Personal information
- Full name: Frederick Warburton
- Date of birth: 8 August 1880
- Place of birth: Little Bolton, Lancashire, England
- Date of death: 29 November 1948 (aged 68)
- Place of death: Lancashire, England
- Position(s): Inside forward

Senior career*
- Years: Team / Apps / (Gls)
- 1904–1905: Bolton Wanderers / 1 / (0)
- 1905: Bryn Central
- 1905–1907: Bury / 11 / (5)
- 1907–1908: Swindon Town / 24 / (9)
- 1908–1909: Plymouth Argyle / 34 / (1)
- Accrington Stanley
- Morecambe

Managerial career
- 1910: Amsterdamsche FC
- Hercules Utrecht
- 1913–1935: HVV Den Haag
- 1919–1923: Netherlands

Medal record
Olympic Games
| Bronze medal – third place | 1920 Antwerp | Football |

= Fred Warburton =

English footballer and manager

Frederick Warburton (8 August 1880 – 29 November 1948) was an English football player and manager active in the early part of the 20th century.

==Career==

===Playing career===
Warburton played football professionally in England at the turn of the century.
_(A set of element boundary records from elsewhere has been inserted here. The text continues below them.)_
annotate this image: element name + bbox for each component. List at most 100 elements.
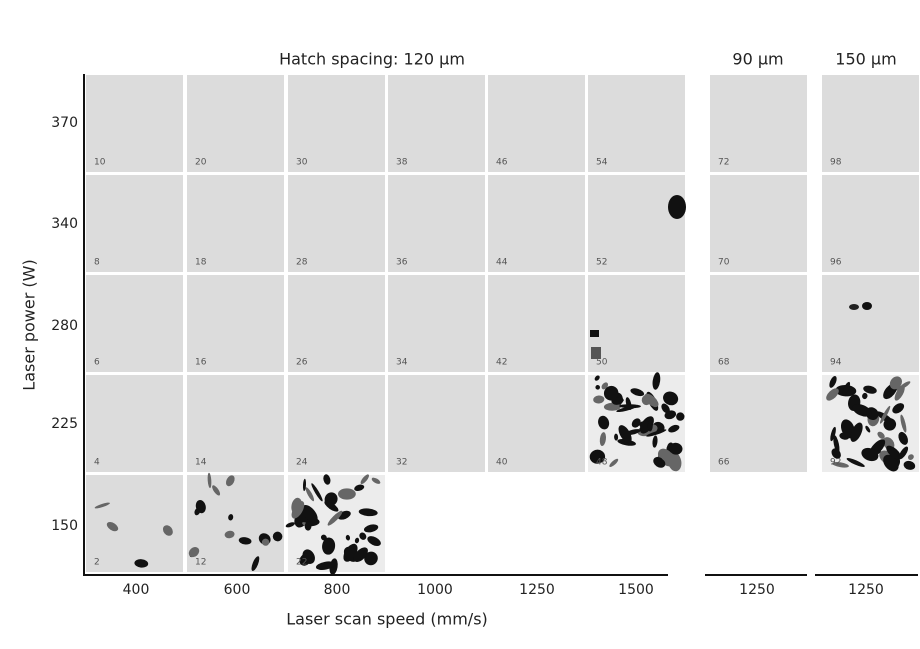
micrograph-tile: [488, 275, 585, 372]
pore: [886, 445, 902, 460]
pore: [595, 385, 601, 390]
pore: [861, 447, 879, 462]
tile-label: 30: [296, 158, 308, 168]
pore: [360, 474, 369, 484]
pore: [898, 431, 909, 445]
pore: [646, 429, 667, 437]
micrograph-tile: [710, 175, 807, 272]
pore: [311, 483, 323, 502]
pore: [630, 388, 645, 397]
pore: [291, 501, 305, 519]
pore: [601, 382, 609, 390]
pore: [162, 525, 173, 536]
micrograph-tile: [86, 275, 183, 372]
pore: [591, 347, 601, 359]
micrograph-tile: [86, 375, 183, 472]
pore: [829, 375, 837, 388]
pore: [866, 408, 871, 416]
pore: [647, 419, 653, 432]
pore: [299, 553, 312, 566]
pore: [302, 478, 307, 492]
micrograph-tile: [822, 175, 919, 272]
pore: [285, 522, 295, 528]
pore: [631, 418, 641, 428]
group-title: 150 µm: [835, 50, 896, 69]
pore: [338, 488, 356, 500]
pore: [609, 458, 619, 467]
pore: [188, 547, 200, 558]
pore: [898, 446, 909, 460]
pore: [619, 404, 641, 409]
tile-grid: 10 20 30 38 46 54 72 988 18 28 36 44 52 70 966 16 26 34 42…: [86, 75, 919, 575]
pore: [359, 532, 367, 540]
tile-label: 10: [94, 158, 106, 168]
pore: [603, 385, 619, 401]
pore: [315, 561, 336, 570]
micrograph-tile: [388, 175, 485, 272]
tile-label: 72: [718, 158, 729, 168]
group-title: 90 µm: [732, 50, 783, 69]
pore: [832, 462, 849, 468]
pore: [261, 538, 270, 546]
micrograph-tile: [288, 75, 385, 172]
micrograph-tile: [388, 275, 485, 372]
pore: [598, 415, 610, 430]
pore: [831, 448, 841, 459]
tile-label: 20: [195, 158, 207, 168]
x-tick-label: 1250: [519, 582, 555, 598]
tile-label: 18: [195, 258, 207, 268]
pore: [589, 449, 606, 464]
pore: [664, 410, 677, 420]
pore: [667, 451, 682, 472]
micrograph-tile: [710, 375, 807, 472]
pore: [224, 530, 235, 539]
micrograph-tile: [488, 375, 585, 472]
pore: [894, 385, 905, 401]
tile-label: 66: [718, 458, 730, 468]
pore: [842, 381, 851, 395]
tile-label: 24: [296, 458, 308, 468]
micrograph-tile: [288, 175, 385, 272]
title: Hatch spacing: 120 µm: [279, 50, 465, 69]
micrograph-tile: [388, 75, 485, 172]
pore: [865, 425, 871, 433]
tile-label: 14: [195, 458, 207, 468]
tile-label: 36: [396, 258, 408, 268]
micrograph-tile: [710, 75, 807, 172]
tile-label: 26: [296, 358, 308, 368]
tile-label: 68: [718, 358, 730, 368]
x-tick-label: 600: [224, 582, 251, 598]
pore: [652, 372, 661, 390]
pore: [883, 418, 897, 431]
micrograph-tile: [588, 175, 685, 272]
tile-label: 28: [296, 258, 308, 268]
pore: [830, 426, 836, 442]
tile-label: 34: [396, 358, 408, 368]
pore: [593, 395, 605, 404]
pore: [594, 375, 600, 381]
pore: [863, 385, 877, 394]
pore: [849, 304, 859, 310]
pore: [134, 559, 149, 568]
micrograph-tile: [187, 475, 284, 572]
pore: [305, 487, 315, 502]
micrograph-tile: [187, 75, 284, 172]
y-tick-label: 370: [51, 115, 78, 131]
tile-label: 70: [718, 258, 730, 268]
tile-label: 6: [94, 358, 100, 368]
pore: [862, 302, 872, 310]
micrograph-tile: [822, 75, 919, 172]
pore: [618, 425, 632, 444]
pore: [653, 457, 666, 468]
pore: [324, 500, 339, 512]
pore: [325, 478, 331, 485]
pore: [668, 424, 680, 433]
pore: [590, 330, 599, 337]
pore: [892, 403, 905, 414]
pore: [644, 393, 659, 408]
pore: [660, 454, 672, 463]
pore: [354, 537, 360, 544]
micrograph-tile: [86, 475, 183, 572]
pore: [877, 431, 885, 439]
He played one game for Bolton Wanderers, and then after slipping into the non-League with Bryn Central, he played for Bury for two seasons, registering five goals in eleven appearances from a position of inside forward. He later played in the Southern Football League for Swindon Town and Plymouth Argyle, before playing for Accrington Stanley and Morecambe.

===Coaching career===
Warburton managed the Netherlands national team from 1919 to 1923.

Warburton was in charge of the team at the 1920 Summer Olympics, winning a bronze medal.

==Personal life==
He was married to Pauline Walker and had ten children.

Warburton's sons Joe and George were also professional footballers.